Can a method push! to a Vector that is a field in a struct?

In https://github.com/dmbates/Wordlegames.jl I use a struct to represent the state of a Wordle (or similar) game. I am thinking of recording the history of guesses and scores from these guess as fields which will be Vector{<:Integer}. (In Wordle “Hard Mode” the guess must always be from the current target pool and it can be represented as an index into the initial target pool. Similarly a score can be regarded as a number in base-3.)

Because Wordle allows only 6 guesses, the vectors could be fixed-length. But I would prefer to avoid a restriction like that in the design, because I want to analyze related games that may need more than 6 guesses. Also, it would be convenient to empty! this container at the beginning of the game and push! results onto it so it is easy to determine things like what the last guess was.

If I declare the field to be, say, Vector{Int} and initialize it to, say, sizehint!(Int[], 10), can I safely push! to it even though it is a field in a struct. The situation I am trying to avoid is push! causing a re-allocate and copy when the available storage for the vector is exhausted. It is fine to change the contents of a field in a struct but not the location.

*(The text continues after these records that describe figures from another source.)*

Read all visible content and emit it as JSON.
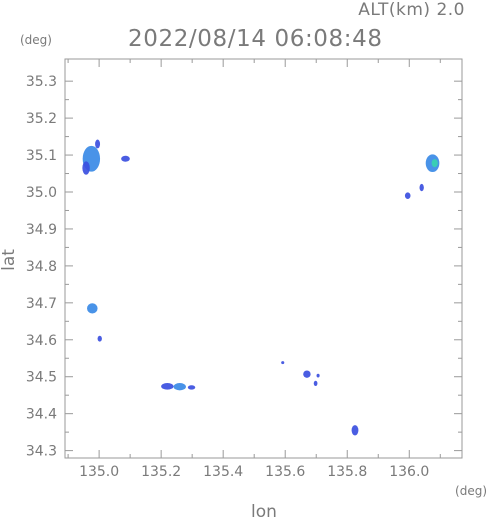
{
  "header": {
    "altitude": "ALT(km) 2.0",
    "datetime": "2022/08/14 06:08:48"
  },
  "chart_data": {
    "type": "scatter",
    "xlabel": "lon",
    "ylabel": "lat",
    "x_unit": "(deg)",
    "y_unit": "(deg)",
    "xlim": [
      134.89,
      136.17
    ],
    "ylim": [
      34.28,
      35.36
    ],
    "x_ticks": [
      135.0,
      135.2,
      135.4,
      135.6,
      135.8,
      136.0
    ],
    "x_tick_labels": [
      "135.0",
      "135.2",
      "135.4",
      "135.6",
      "135.8",
      "136.0"
    ],
    "y_ticks": [
      34.3,
      34.4,
      34.5,
      34.6,
      34.7,
      34.8,
      34.9,
      35.0,
      35.1,
      35.2,
      35.3
    ],
    "y_tick_labels": [
      "34.3",
      "34.4",
      "34.5",
      "34.6",
      "34.7",
      "34.8",
      "34.9",
      "35.0",
      "35.1",
      "35.2",
      "35.3"
    ],
    "grid": false,
    "colors": {
      "weak": "#3b4fe0",
      "medium": "#3a8ae6",
      "strong": "#38d3b0"
    },
    "echoes": [
      {
        "lon": 134.975,
        "lat": 35.09,
        "rx": 0.028,
        "ry": 0.035,
        "intensity": "medium"
      },
      {
        "lon": 134.958,
        "lat": 35.065,
        "rx": 0.012,
        "ry": 0.018,
        "intensity": "weak"
      },
      {
        "lon": 134.995,
        "lat": 35.13,
        "rx": 0.008,
        "ry": 0.012,
        "intensity": "weak"
      },
      {
        "lon": 135.085,
        "lat": 35.09,
        "rx": 0.014,
        "ry": 0.008,
        "intensity": "weak"
      },
      {
        "lon": 134.978,
        "lat": 34.685,
        "rx": 0.017,
        "ry": 0.014,
        "intensity": "medium"
      },
      {
        "lon": 135.002,
        "lat": 34.603,
        "rx": 0.007,
        "ry": 0.008,
        "intensity": "weak"
      },
      {
        "lon": 135.22,
        "lat": 34.474,
        "rx": 0.02,
        "ry": 0.009,
        "intensity": "weak"
      },
      {
        "lon": 135.26,
        "lat": 34.473,
        "rx": 0.02,
        "ry": 0.01,
        "intensity": "medium"
      },
      {
        "lon": 135.298,
        "lat": 34.471,
        "rx": 0.012,
        "ry": 0.006,
        "intensity": "weak"
      },
      {
        "lon": 135.592,
        "lat": 34.538,
        "rx": 0.005,
        "ry": 0.003,
        "intensity": "weak"
      },
      {
        "lon": 135.67,
        "lat": 34.507,
        "rx": 0.012,
        "ry": 0.01,
        "intensity": "weak"
      },
      {
        "lon": 135.698,
        "lat": 34.482,
        "rx": 0.006,
        "ry": 0.007,
        "intensity": "weak"
      },
      {
        "lon": 135.706,
        "lat": 34.503,
        "rx": 0.005,
        "ry": 0.005,
        "intensity": "weak"
      },
      {
        "lon": 135.825,
        "lat": 34.355,
        "rx": 0.011,
        "ry": 0.014,
        "intensity": "weak"
      },
      {
        "lon": 135.995,
        "lat": 34.99,
        "rx": 0.009,
        "ry": 0.009,
        "intensity": "weak"
      },
      {
        "lon": 136.04,
        "lat": 35.012,
        "rx": 0.007,
        "ry": 0.01,
        "intensity": "weak"
      },
      {
        "lon": 136.075,
        "lat": 35.078,
        "rx": 0.022,
        "ry": 0.024,
        "intensity": "medium"
      },
      {
        "lon": 136.082,
        "lat": 35.078,
        "rx": 0.01,
        "ry": 0.011,
        "intensity": "strong"
      }
    ]
  }
}
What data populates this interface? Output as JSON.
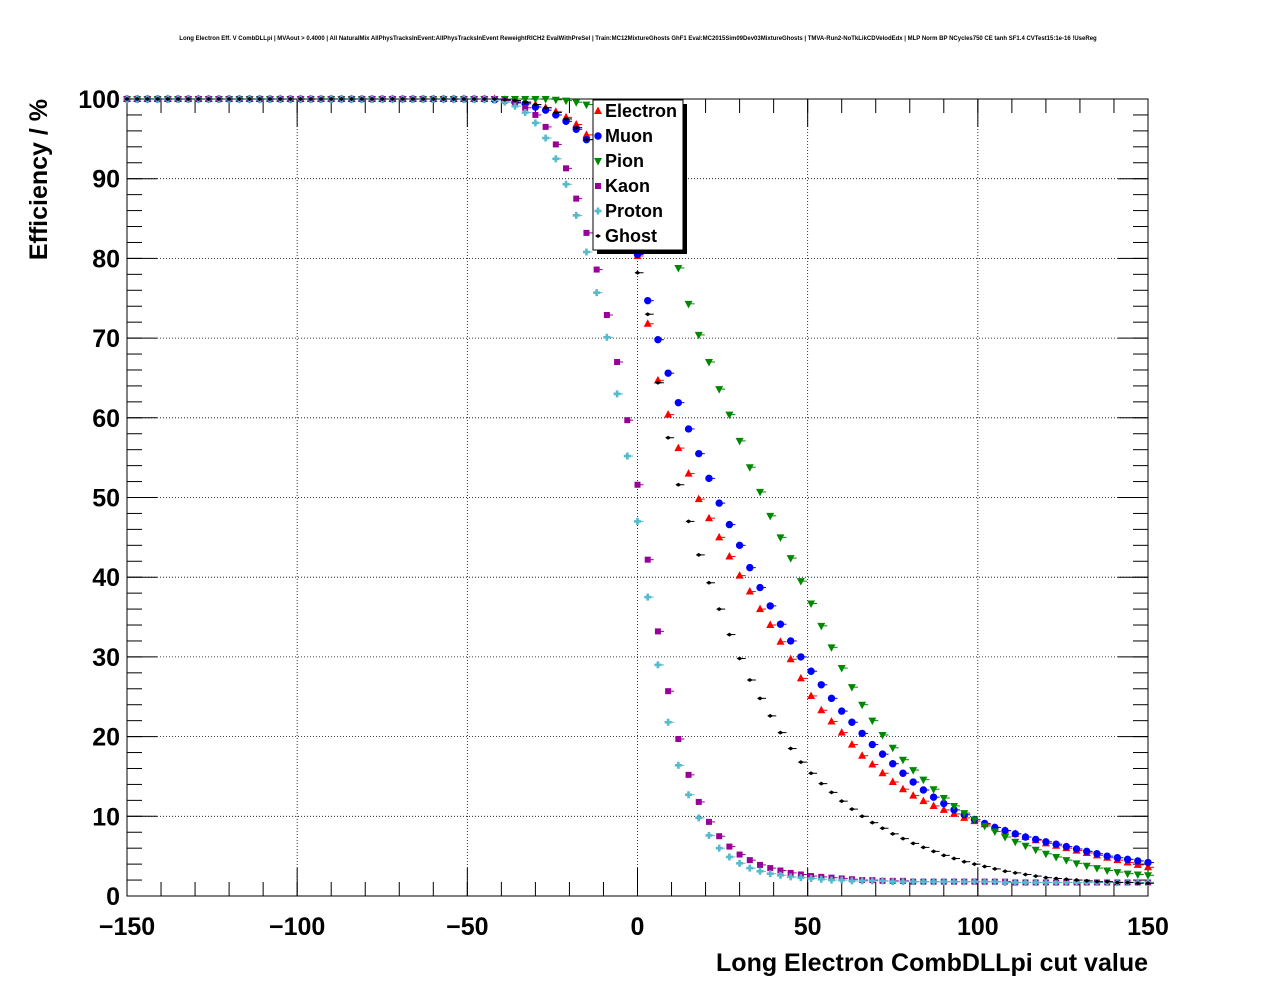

If the question is whether you can mutate fields of an immutable struct, then the answer is yes, if their type is mutable, that’s totally fine:

julia> struct Foo
           x::Vector{Int}
           y::Int
       end

julia> a = Foo(Int[], 2)
Foo(Int64[], 2)

julia> push!(a.x, 42)
1-element Vector{Int64}:
 42

julia> a
Foo([42], 2)

What you can’t do is to rebind the fields to something else with the assignment operation:

julia> a.x = [17]
ERROR: setfield!: immutable struct of type Foo cannot be changed
Stacktrace:
 [1] setproperty!(x::Foo, f::Symbol, v::Vector{Int64})
   @ Base ./Base.jl:43
 [2] top-level scope
   @ REPL[5]:1

julia> a.y = 5
ERROR: setfield!: immutable struct of type Foo cannot be changed
Stacktrace:
 [1] setproperty!(x::Foo, f::Symbol, v::Int64)
   @ Base ./Base.jl:43
 [2] top-level scope
   @ REPL[6]:1

You have to go through in-place operations, like empty! and then push!/append!, for the fields which are mutable, in this case only x:

julia> empty!(a.x)
Int64[]

julia> push!(a.x, 17)
1-element Vector{Int64}:
 17

julia> a
Foo([17], 2)

This is also mentioned in the documentation of types

An immutable object might contain mutable objects, such as arrays, as fields. Those contained objects will remain mutable; only the fields of the immutable object itself cannot be changed to point to different objects.

3 Likes

Thanks for the reply. I may not have phrased it well but I realize that I can change the contents of a field but I can’t rebind it. What I was asking specifically is what happens if push! causes the rebinding behind the scenes?

As I understand it, when using a Vector as a stack or a deque the memory for the vector is over-allocated initially so that elements can be pushed on to the end. The sizehint! function allows the programmer to give hints on the initial size. But if you try to push! beyond the allocated memory the operation has to allocate a larger chunk and copy the current contents into the new location. At least, that is how I understand it works.

So there could be a situation where several push! calls are benign but then one comes along that causes a reallocation and hence a rebinding. What happens in that situation?

1 Like

I think the confusion is that the Julia-level Vector is not rebound when push! does something (IIUC). In other words, push! might re-allocate a new contiguous block of memory, but that only changes its internal pointer to that memory, not the Julia-level binding to your Vector.

6 Likes

One might answer your question with a question

What happened when you tried it?

struct Foo
v
end

f = Foo(Int[])

for i in 1:1_000_000
    push!(f.v, i)
end

2 Likes

I was planning to try it but I thought I would ask here first in case someone knew the answer immediately.

It turns out that my idea of how a Vector is implemented was wrong. I hadn’t realized that there was the extra level of indirection that @palday mentioned.